Will the visibility of the youth climate strike translate into political influence?
Credit to Author: Derrick Penner| Date: Fri, 27 Sep 2019 01:34:18 +0000
Young people who walk out of Metro Vancouver schools, colleges and universities Friday to join the global climate strike, will be joining a substantial social movement with certain hopes for political influence on climate action.
Their call for radical change on climate issues falls in the middle of the federal election, but whether or not it translates into political influence depends on whether it can break the propensity of youth to simply not vote, or move older voters to vote differently.
However, the politics of the event is a fine line for both the youth organizers, who have designated the strikes as non-partisan, and politicians who are attending to show support for the cause, but without directly campaigning for votes.
“The main message I’ve been trying to get across with Sustainabiliteens, but also in talking to the adults in my life, is vote with climate in mind,” said Samantha Lin, a 17-year-old organizer of the event and a Prince of Wales secondary school student.
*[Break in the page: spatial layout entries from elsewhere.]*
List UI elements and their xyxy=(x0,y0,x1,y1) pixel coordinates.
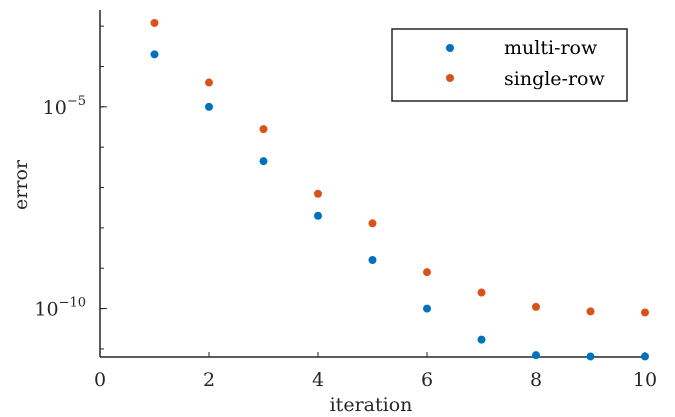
data-point-multi-row xyxy=(532,351,540,360)
data-point-single-row xyxy=(205,78,213,87)
legend-marker-single-row xyxy=(446,74,454,82)
data-point-single-row xyxy=(259,125,268,134)
data-points xyxy=(150,18,649,361)
data-point-single-row xyxy=(641,308,649,317)
x-tick-label: 2 xyxy=(203,369,215,391)
tick-labels: 0 2 4 6 8 10 10−5 10−10 xyxy=(34,94,657,391)
data-point-multi-row xyxy=(641,352,649,361)
legend-label-single-row: single-row xyxy=(504,68,605,90)
x-tick-label: 8 xyxy=(530,369,542,391)
data-point-multi-row xyxy=(314,211,322,220)
x-tick-label: 0 xyxy=(94,369,106,391)
data-point-multi-row xyxy=(477,335,486,344)
y-tick-label: 10−5 xyxy=(43,94,86,119)
y-axis-label: error xyxy=(10,159,32,210)
legend-label-multi-row: multi-row xyxy=(504,37,598,59)
data-point-single-row xyxy=(477,288,486,297)
data-point-multi-row xyxy=(150,50,159,59)
x-tick-label: 6 xyxy=(421,369,433,391)
data-point-multi-row xyxy=(368,255,377,264)
legend: multi-row single-row xyxy=(391,28,628,102)
data-point-multi-row xyxy=(586,352,595,361)
data-point-single-row xyxy=(532,302,540,311)
legend-marker-multi-row xyxy=(446,44,454,52)
data-point-single-row xyxy=(586,307,595,316)
y-tick-label: 10−10 xyxy=(34,296,86,321)
data-point-single-row xyxy=(314,189,322,198)
x-tick-label: 4 xyxy=(312,369,324,391)
x-tick-label: 10 xyxy=(633,369,657,391)
x-axis-label: iteration xyxy=(330,394,413,416)
legend-box xyxy=(391,28,628,102)
data-point-single-row xyxy=(150,18,159,27)
axes xyxy=(99,10,645,358)
data-point-multi-row xyxy=(205,102,213,111)
data-point-single-row xyxy=(368,219,377,228)
data-point-multi-row xyxy=(259,157,268,166)
data-point-multi-row xyxy=(423,304,431,313)
data-point-single-row xyxy=(423,268,431,277)
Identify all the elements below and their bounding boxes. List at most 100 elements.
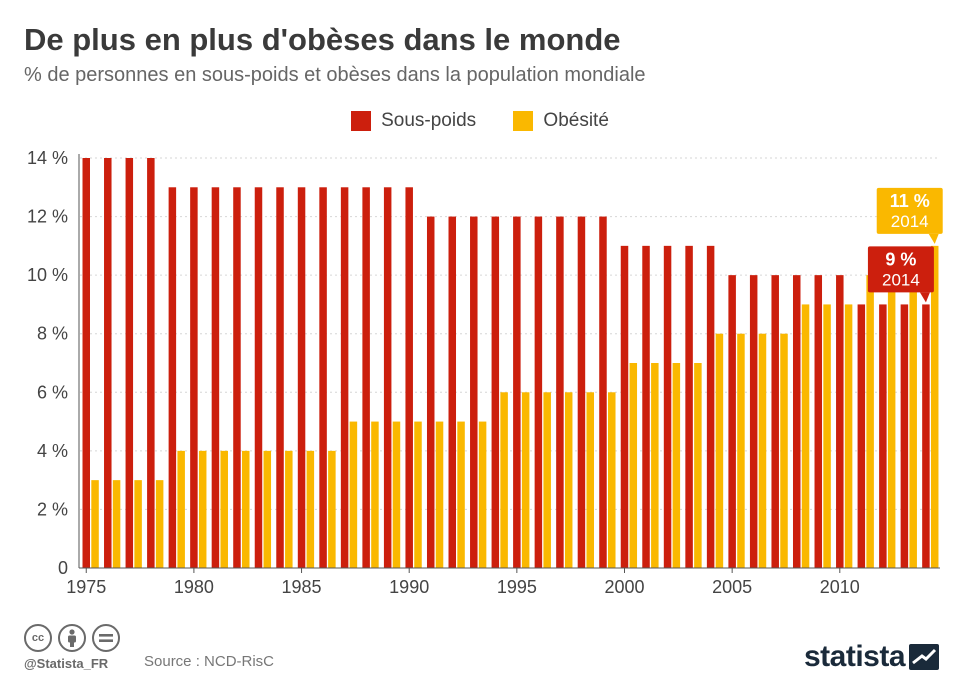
bar-sous-poids [814,275,823,568]
bar-obesite [909,275,917,568]
callout-year: 2014 [882,270,920,289]
twitter-handle[interactable]: @Statista_FR [24,656,109,671]
bar-sous-poids [792,275,801,568]
nd-icon [92,624,120,652]
bar-obesite [801,304,810,568]
bar-obesite [478,421,487,568]
bar-obesite [844,304,853,568]
y-tick-label: 4 % [37,441,68,461]
bar-sous-poids [857,304,866,568]
bar-chart: 0 2 % 4 % 6 % 8 % 10 % 12 % 14 % 1975 1980 1985 199… [27,148,943,597]
bar-obesite [285,450,293,568]
bar-sous-poids [491,216,500,569]
legend-item-sous-poids: Sous-poids [351,110,476,132]
bar-sous-poids [900,304,909,568]
x-tick-label: 1990 [389,577,429,597]
bar-sous-poids [104,158,112,568]
bar-obesite [629,363,638,568]
bar-sous-poids [82,158,90,568]
bar-obesite [586,392,594,568]
x-tick-label: 2000 [604,577,644,597]
bar-sous-poids [405,187,413,568]
bar-sous-poids [319,187,327,568]
x-tick-label: 1985 [282,577,322,597]
legend-item-obesite: Obésité [513,110,609,132]
bar-obesite [543,392,551,568]
callout-value: 11 % [890,191,930,211]
bar-obesite [242,450,250,568]
source-note: Source : NCD-RisC [144,653,275,670]
by-icon [58,624,86,652]
callout-sous-poids: 9 %2014 [867,246,934,303]
bar-obesite [306,450,315,568]
brand-wordmark: statista [804,640,906,673]
chart-subtitle: % de personnes en sous-poids et obèses d… [24,64,646,86]
y-tick-label: 10 % [27,265,68,285]
bar-sous-poids [340,187,349,568]
license-icons: cc [24,624,120,652]
bar-sous-poids [470,216,478,569]
y-tick-label: 0 [58,558,68,578]
bar-obesite [392,421,401,568]
y-tick-label: 2 % [37,499,68,519]
legend: Sous-poids Obésité [0,110,960,137]
bar-obesite [435,421,444,568]
callout-obesite: 11 %2014 [876,187,943,244]
bar-obesite [758,333,767,568]
bar-obesite [887,275,896,568]
y-tick-label: 14 % [27,148,68,168]
cc-icon: cc [24,624,52,652]
bar-obesite [371,421,379,568]
bar-sous-poids [276,187,284,568]
bar-obesite [521,392,530,568]
callout-box [876,187,943,234]
bar-sous-poids [706,245,715,568]
bar-obesite [651,363,659,568]
bar-sous-poids [620,245,629,568]
bar-sous-poids [125,158,134,568]
statista-logo[interactable]: statista [804,640,940,674]
y-tick-label: 6 % [37,382,68,402]
bar-sous-poids [556,216,564,569]
bar-obesite [500,392,508,568]
bar-sous-poids [190,187,198,568]
bar-obesite [930,245,939,568]
bar-sous-poids [771,275,779,568]
callout-pointer [919,292,930,303]
bar-sous-poids [168,187,177,568]
axes: 0 2 % 4 % 6 % 8 % 10 % 12 % 14 % 1975 1980 1985 199… [27,148,940,597]
bar-obesite [715,333,724,568]
legend-swatch-obesite [513,111,534,131]
x-tick-label: 2010 [820,577,860,597]
bar-obesite [823,304,831,568]
bar-obesite [220,450,228,568]
x-tick-label: 1980 [174,577,214,597]
bar-sous-poids [577,216,586,569]
bar-sous-poids [448,216,457,569]
bar-obesite [134,480,142,568]
bar-obesite [866,275,874,568]
bar-sous-poids [879,304,887,568]
bar-obesite [328,450,336,568]
bar-obesite [737,333,745,568]
bar-sous-poids [749,275,758,568]
bar-obesite [414,421,422,568]
bar-obesite [155,480,164,568]
legend-label-obesite: Obésité [543,110,609,131]
bar-sous-poids [297,187,306,568]
bar-obesite [198,450,207,568]
bar-sous-poids [642,245,650,568]
bar-sous-poids [513,216,521,569]
y-tick-label: 12 % [27,207,68,227]
statista-mark-icon [909,644,940,670]
bar-sous-poids [147,158,155,568]
callout-value: 9 % [885,249,916,269]
bar-sous-poids [211,187,220,568]
bar-sous-poids [728,275,736,568]
y-tick-label: 8 % [37,324,68,344]
bar-sous-poids [254,187,263,568]
bar-sous-poids [426,216,435,569]
bar-obesite [672,363,681,568]
bar-sous-poids [599,216,607,569]
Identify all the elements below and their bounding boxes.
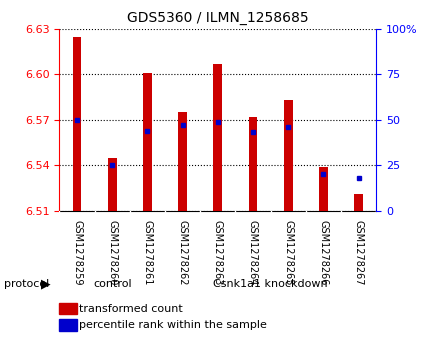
Text: percentile rank within the sample: percentile rank within the sample	[79, 320, 267, 330]
Bar	[213, 64, 222, 211]
Text: GSM1278264: GSM1278264	[248, 220, 258, 285]
Bar	[59, 303, 77, 314]
Text: ▶: ▶	[41, 278, 51, 290]
Text: GSM1278266: GSM1278266	[319, 220, 328, 285]
Bar	[73, 37, 81, 211]
Text: GSM1278265: GSM1278265	[283, 220, 293, 285]
Bar	[284, 100, 293, 211]
Text: transformed count: transformed count	[79, 303, 183, 314]
Text: GSM1278263: GSM1278263	[213, 220, 223, 285]
Text: control: control	[93, 279, 132, 289]
Bar	[319, 167, 328, 211]
Bar	[108, 158, 117, 211]
Bar	[249, 117, 257, 211]
Bar	[143, 73, 152, 211]
Title: GDS5360 / ILMN_1258685: GDS5360 / ILMN_1258685	[127, 11, 308, 25]
Text: protocol: protocol	[4, 279, 50, 289]
Text: GSM1278262: GSM1278262	[178, 220, 187, 285]
Text: Csnk1a1 knockdown: Csnk1a1 knockdown	[213, 279, 328, 289]
Text: GSM1278267: GSM1278267	[354, 220, 363, 285]
Text: GSM1278261: GSM1278261	[143, 220, 152, 285]
Bar	[59, 319, 77, 330]
Bar	[354, 194, 363, 211]
Text: GSM1278259: GSM1278259	[72, 220, 82, 285]
Text: GSM1278260: GSM1278260	[107, 220, 117, 285]
Bar	[178, 112, 187, 211]
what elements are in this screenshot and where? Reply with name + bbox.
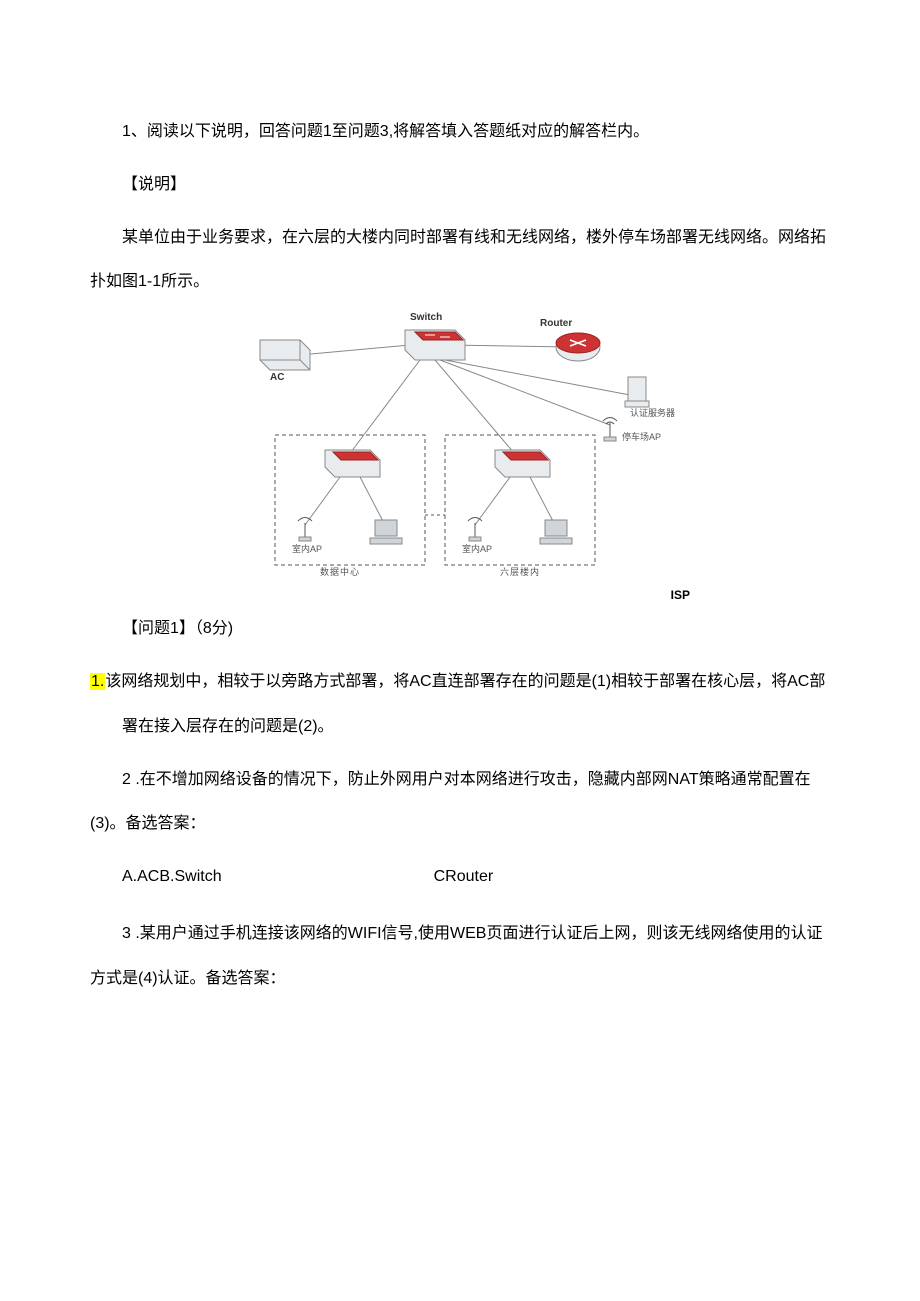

If candidates do want to show up and show support, “that’s OK,” Lin said. “But this is not about endorsing one particular party or candidate.”
And although most of the youth participating might not be of voting age, Lin said with an expected turnout of 15,000 or more at the climate-strike event, she thinks it does have an impact.
“Just the fact the strike exists, there are more conversations happening,” Lin said. “The narrative around climate change and the climate crisis is shifting in our daily lives and getting harder for people to ignore.”
And with that, Lin said they are encouraging the voters they do know to “use their votes in the most effective way” to influence climate action.
However, younger voters do have the potential to have a bigger impact, considering that the millennials in Canada, have become the largest single demographic group in the population, said Avery Shannon, a volunteer organizer with the advocacy group Our Time.
Our Time, which is supported by the climate group 350.org, isn’t directly involved with the climate strike, but Shannon said the group looks at it as “a real moment of mobilization, for youth in particular.”
Our Time, which is an advocacy group pushing for adoption of the so-called Green New Deal set of actions on climate change, hasn’t backed any one party, but has endorsed a list of 29 individual candidates from the Greens and NDP as best embodying its aims.
“But we also know young people are the least likely to vote,” Shannon said, so they are hopeful that by taking ownership of events such as the climate strike, young people will be motivated to cast ballots.
Candidates from all of the major parties will be attending the climate strike to lend their support to the cause, but won’t be approaching the line between that and actually campaigning.
“When you go to these things, a march about a cause, either you support it or you don’t support the cause,” said Vancouver Centre Liberal candidate, and long-serving MP Hedy Fry. “To be trolling for votes, I don’t think is appropriate.”
Green party leader Elizabeth May planned to attend the climate strike in Montreal, said her press secretary Rosie Emery, but otherwise candidates would be respecting the non-partisan nature of the strikes and not canvas them.
Chris Corsetti, the Conservative Party of Canada candidate for Vancouver East, said he is also attending because “I believe in the issue and support what the kids are doing in that youth are getting involved and wanting to do something.”
The NDP’s Jenny Kwan, the incumbent and front-runner in the Vancouver East riding will also be there, “to show solidarity,” without campaigning. She is also one of five B.C. candidates to have the endorsement of Our Time.
“Young people most certainly have gotten the attention of elected officials,” Kwan said. “They’re demanding accountability, they’re demanding action. Pretty words are not good enough.”
However, whether the climate strike translates into stronger political influence depends on other factors, said David Tindall, a sociologist at the University of B.C. who studies social movements.
“As academics, we always say ‘it depends,’” Tindall said.
In this federal election, Tindall said one of the factors is how close the polling is and the potential for a minority government.
“If it were completely obvious that either the Liberals or Conservatives were going to win a majority government, then it would not be so significant,” Tindall said.
However, there is also the factor that over the decades, younger voters don’t vote in the same proportion as older voters, said Bill Tieleman, a political consultant and former NDP strategist, so he is skeptical about that changing in this election.
“Chasing the youth vote is a political Holy Grail nobody has ever found,” Tieleman said, and he hasn’t seen an upswell of youth involvement in political parties in this campaign.
However, if the youth influence can turn responding to the climate issue into a “grandparent issue, the future of humanity, that could have a much more significant impact than the youth vote,” Tieleman said.